Collection Nightingale Family

Summary

A collection of films by amateur film-maker Percy Nightingale, showing his family throughout the 1920s and 1930s at or around, their Crawley home.

Collection ID33Reference codeWS 941130
TitleNightingale Family
Dates1920s - 1930s
ProductionAlbert Jones Percy Nightingale, Moses Nightingale [?]
MaterialsFilm 9.5mm
Access statusCopyright and access restrictions apply, contact Screen Archive South East for details

Description

The Nightingale collection comprises home movies dating from 1927 - 1986. Percy Nightingale, his sister Florence Nightingale Payne and their brother-in-law Albert Jones filmed the bulk of the material in the late 1920s and early 1930s. Encouraged, and partly financed by patriarch Moses Nightingale, the trio filmed family celebrations, gatherings, holidays and outings. The films offer a visual record of a large, affluent and close-knit extended family, tended to revolve around Moses Nightingale, his wife Ruth and their Crawley home 'Hazeldene'.
The collection therefore contains films such as Hazeldene 1929 and Golden Wedding Celebrations at 'Hazeldene' (1931;1934) which record the family members interacting with each other in 'Hazeldene's' large garden. The latter film also includes footage of the 'Hazeldene Orchestra' celebrating it's 50th anniversary. Moses Nightingale founded the orchestra with his children and grandchildren, some of whom are filmed playing with the orchestra in 1931, seem to have inherited his musicianship.

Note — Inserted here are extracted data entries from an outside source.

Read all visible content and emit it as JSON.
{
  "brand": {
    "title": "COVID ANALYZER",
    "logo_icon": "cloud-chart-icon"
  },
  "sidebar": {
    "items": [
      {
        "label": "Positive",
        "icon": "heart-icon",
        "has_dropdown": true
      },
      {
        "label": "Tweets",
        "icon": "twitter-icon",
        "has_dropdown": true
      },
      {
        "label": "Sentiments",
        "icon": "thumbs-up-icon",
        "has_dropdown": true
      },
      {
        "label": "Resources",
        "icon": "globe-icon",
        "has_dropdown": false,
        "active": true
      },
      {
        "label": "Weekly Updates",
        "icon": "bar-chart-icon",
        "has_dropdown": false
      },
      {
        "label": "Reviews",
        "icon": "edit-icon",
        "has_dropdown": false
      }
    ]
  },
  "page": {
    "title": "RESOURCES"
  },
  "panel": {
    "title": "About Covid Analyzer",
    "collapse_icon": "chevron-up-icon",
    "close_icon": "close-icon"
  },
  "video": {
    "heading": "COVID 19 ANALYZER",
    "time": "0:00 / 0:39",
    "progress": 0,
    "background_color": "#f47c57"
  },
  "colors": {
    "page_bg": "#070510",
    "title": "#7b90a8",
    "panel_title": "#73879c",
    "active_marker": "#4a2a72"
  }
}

'Hazeldene Orchestra' was only one of the ways in which Moses Nightingale, a successful corn merchant, gained a high public profile in Crawley - he was also a keen philanthropist. One of his philanthropic activities was captured in [Crawley Events] (1928 - 1937) - in 1929 he donated £1,000 worth of playing field equipment to the town's new recreation ground, and was guest of honour at its opening. In addition to the opening of the recreation ground, the Nightingale film-makers recorded other notable local events such as those seen in [Local Scenes and Family Pictures] (1927; 1929). This film contains a small piece of literary history, namely the first public appearance of AA Milne’s Winnie the Pooh characters. The characters, led by A A Milne's son Christopher Robin, are filmed in a parade at the 1929 Ashdown Forest Pageant.
Although the Nightingale films from the late 1920s and early 1930s only capture the family over a small timeframe, they constitute a rich collection of home movie footage. Shot from the perspective of three amateur film-makers (one of whom was female), they provide an intimate portrayal of a large family that valued spending time together. The collection offers an access point into a range of research topics, and is supported by a contemporary genealogy project, which has been undertaken by a family ancestor. Besides the 1920s and 1930s films, the collection also contains a small number of home movie films from the 1980s. Recordings of family weddings are predominant amongst these films, serving to offer a fascinating and tangible link with the pre-World War Two films.